Abusi sulla figlia, patria potestà sospesa ad entrambi i genitori

26 Aprile 2016

Provvedimento del tribunale dei minori dopo l’allontanamento del padre per violenza sessuale Nominato un curatore speciale per la ragazzina che è stata affidata ad un familiare

TERAMO. E’ un altro capitolo di una storia giudiziaria ancora tutta da comprendere quella che il tribunale dei minori ha messo nero su bianco. Nella vicenda del 50enne teramano allontanato da casa dal giudice perchè accusato di abusi sessuali sulla figlia minore di 14 anni, il tribunale dell’Aquila è intervenuto sospendendo la potestà genitoriale sia al padre sia alla madre e affidando la ragazzina ad un familiare. Perchè in un’indagine complessa e delicata, come lo sono tutte quelle che travolgono le vittime di abusi, ogni provvedimento ha un solo obiettivo: la tutela del minore. E nell’attesa che l’inchiesta della procura faccia il suo corso con un doloroso carico di interrogativi e risposte, a decidere per la ragazzina non sarà la madre ma un curatore speciale nominato proprio per garantire l’interesse del minore. La potestà genitoriale non è stata revocata dai giudici aquilani ma, appunto, sospesa in attesa che l’indagine penale faccia chiarezza.

La vicenda, per cui il pm Laura Colica ha chiesto ed ottenuto dal gip Giovanni de Rensis la misura dell’allontanamento dalla figlia che è stata adottata qualche settimana fa, è scoppiata dopo la segnalazione di alcuni insegnanti. Docenti attenti che, evidentemente, sono riusciti a percepire i segnali di disagio della ragazzina, il cambiamento di una studentessa che da estroversa diventa introversa, da sorridente diventa imbrociata e silenziosa. E che, nonostante tutto, riesce a confidare qualcosa che non può cadere nel vuoto.

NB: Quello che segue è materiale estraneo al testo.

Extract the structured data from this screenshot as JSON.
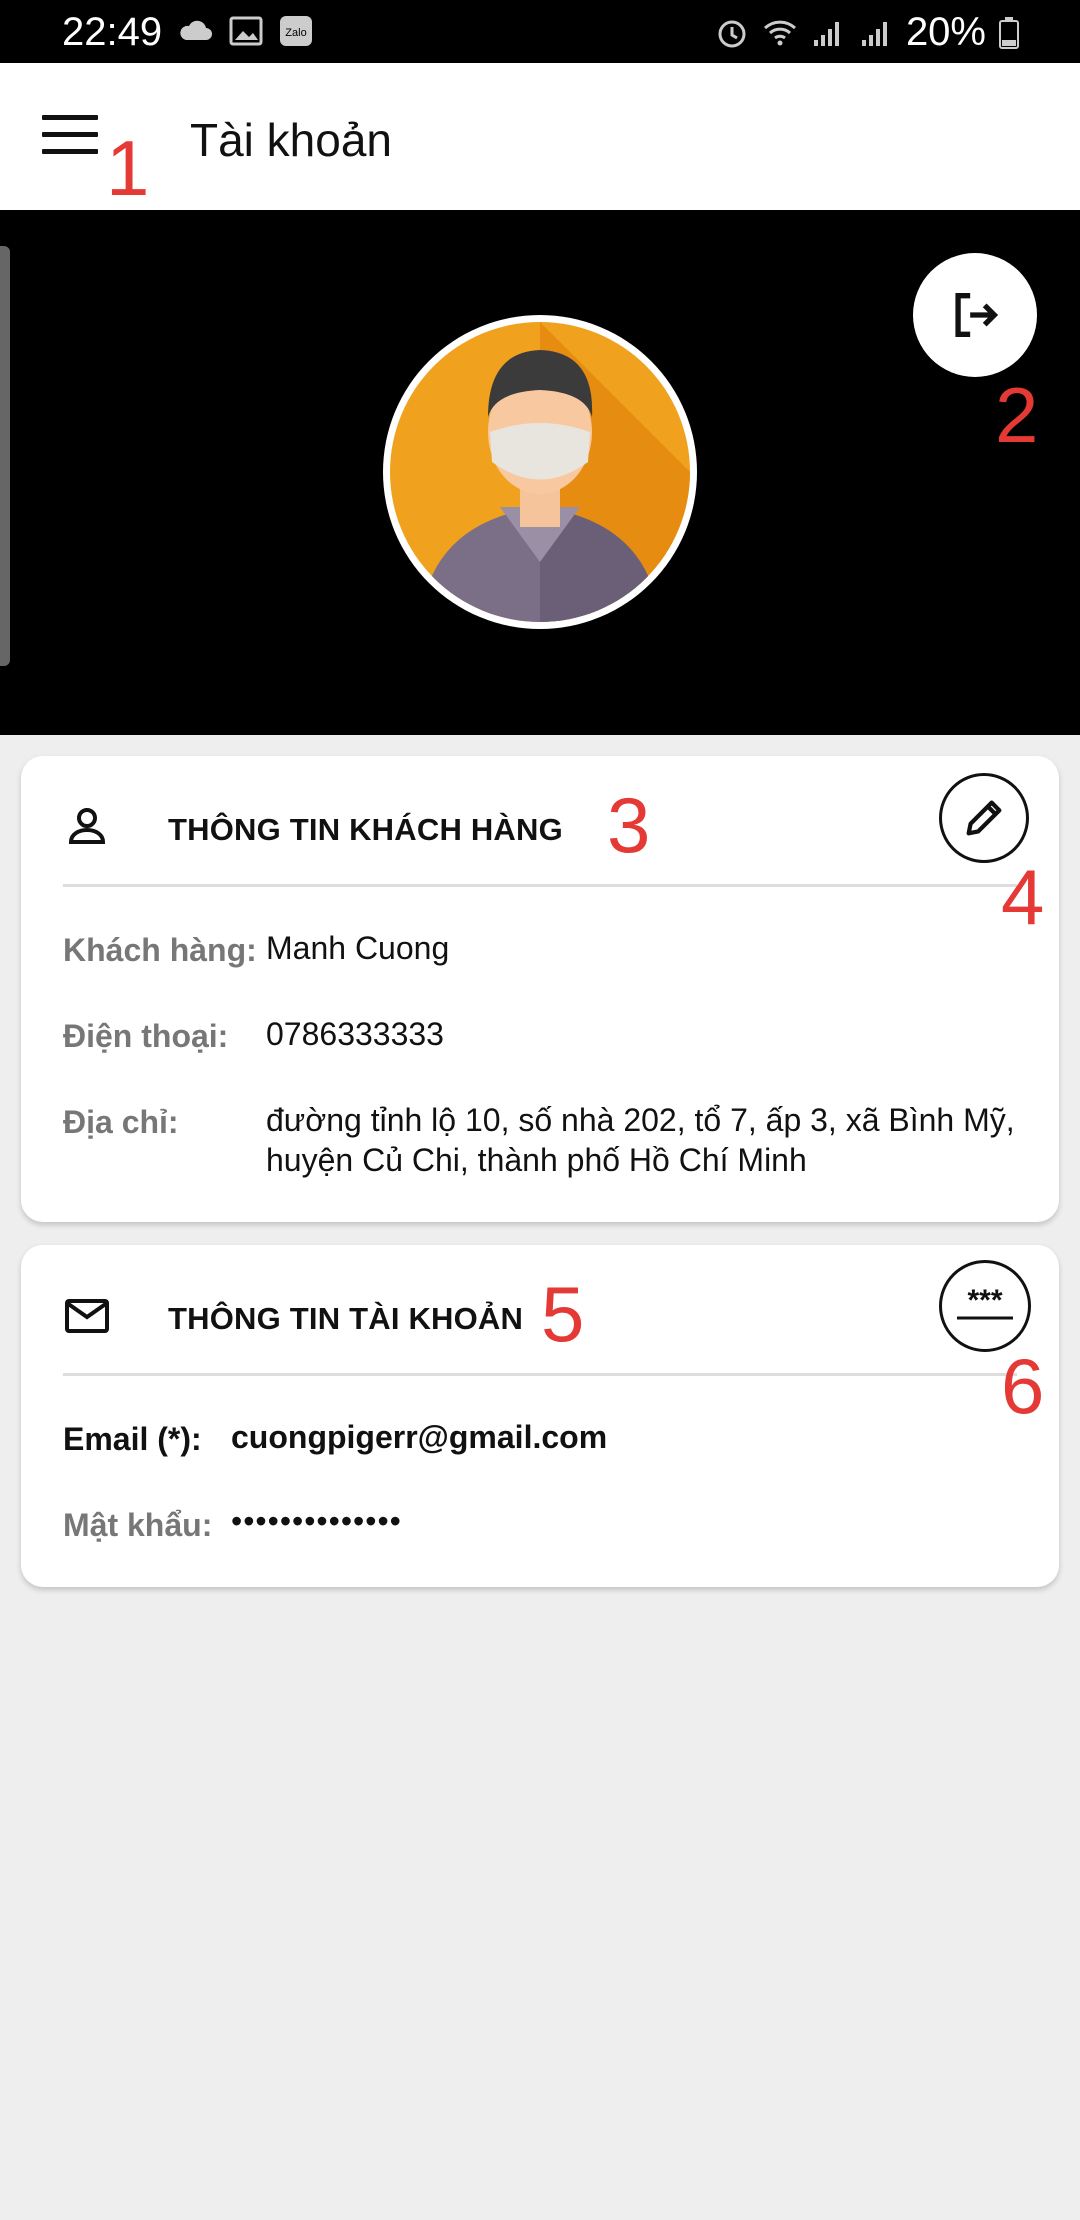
{
  "status_bar": {
    "time": "22:49",
    "left_icons": [
      "cloud-icon",
      "image-icon",
      "zalo-icon"
    ],
    "zalo_text": "Zalo",
    "right_icons": [
      "alarm-icon",
      "wifi-icon",
      "signal-icon",
      "signal-icon"
    ],
    "battery_percent": "20%"
  },
  "app_bar": {
    "title": "Tài khoản",
    "menu_icon": "hamburger-menu-icon"
  },
  "annotations": [
    "1",
    "2",
    "3",
    "4",
    "5",
    "6"
  ],
  "header": {
    "logout_icon": "logout-icon",
    "avatar_icon": "user-avatar-masked"
  },
  "customer_card": {
    "title": "THÔNG TIN KHÁCH HÀNG",
    "icon": "person-icon",
    "edit_icon": "pencil-edit-icon",
    "fields": [
      {
        "label": "Khách hàng:",
        "value": "Manh Cuong"
      },
      {
        "label": "Điện thoại:",
        "value": "0786333333"
      },
      {
        "label": "Địa chỉ:",
        "value_line1": "đường tỉnh lộ 10, số nhà 202, tổ 7, ấp 3, xã Bình Mỹ,",
        "value_line2": "huyện Củ Chi, thành phố Hồ Chí Minh"
      }
    ]
  },
  "account_card": {
    "title": "THÔNG TIN TÀI KHOẢN",
    "icon": "mail-icon",
    "password_icon": "change-password-icon",
    "fields": [
      {
        "label": "Email (*):",
        "value": "cuongpigerr@gmail.com"
      },
      {
        "label": "Mật khẩu:",
        "value": "••••••••••••••"
      }
    ]
  },
  "colors": {
    "accent_annotation": "#e53935",
    "header_bg": "#000000",
    "page_bg": "#eeeeef"
  }
}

La prima segnalazione partita dagli insegnanti ha fatto scattare l’indagine che ben presto è diventata un fascicolo della procura. La polizia, a cui sono state delegate le indagini, ha raccolto decine di testimonianze tra familiari, amici e parenti. Intanto, dopo l’applicazione della misura di allontanamento al padre, la procura continua a fare i suoi passi e ha chiesto ed ottenuto dal gip di ascoltare la minore con la formula dell’incidente probatorio che si terrà nei prossimi giorni (un’audizione protetta davanti al giudice alla presenza di uno psicologo). Un passaggio, quello dell’incidente probatorio, che la Carta di Noto – strumento che ormai da tempo individua e descrive il protocollo da seguire in relazione all’esame del minore che si ipotizzi vittima di abusi – ritiene indispensabile visto che all’articolo 7 dice: «L’incidente probatorio è la sede privilegiata di acquisizione delle dichiarazioni del minore nel corso del procedimento». Intanto il padre, nel corso dell’interrogatorio di garanzia davanti al giudice, ha negato tutte le accuse. La misura per lui resta: non può avvicinarsi alla figlia ne ai luoghi che la ragazzina frequenta. A cominciare dalla scuola.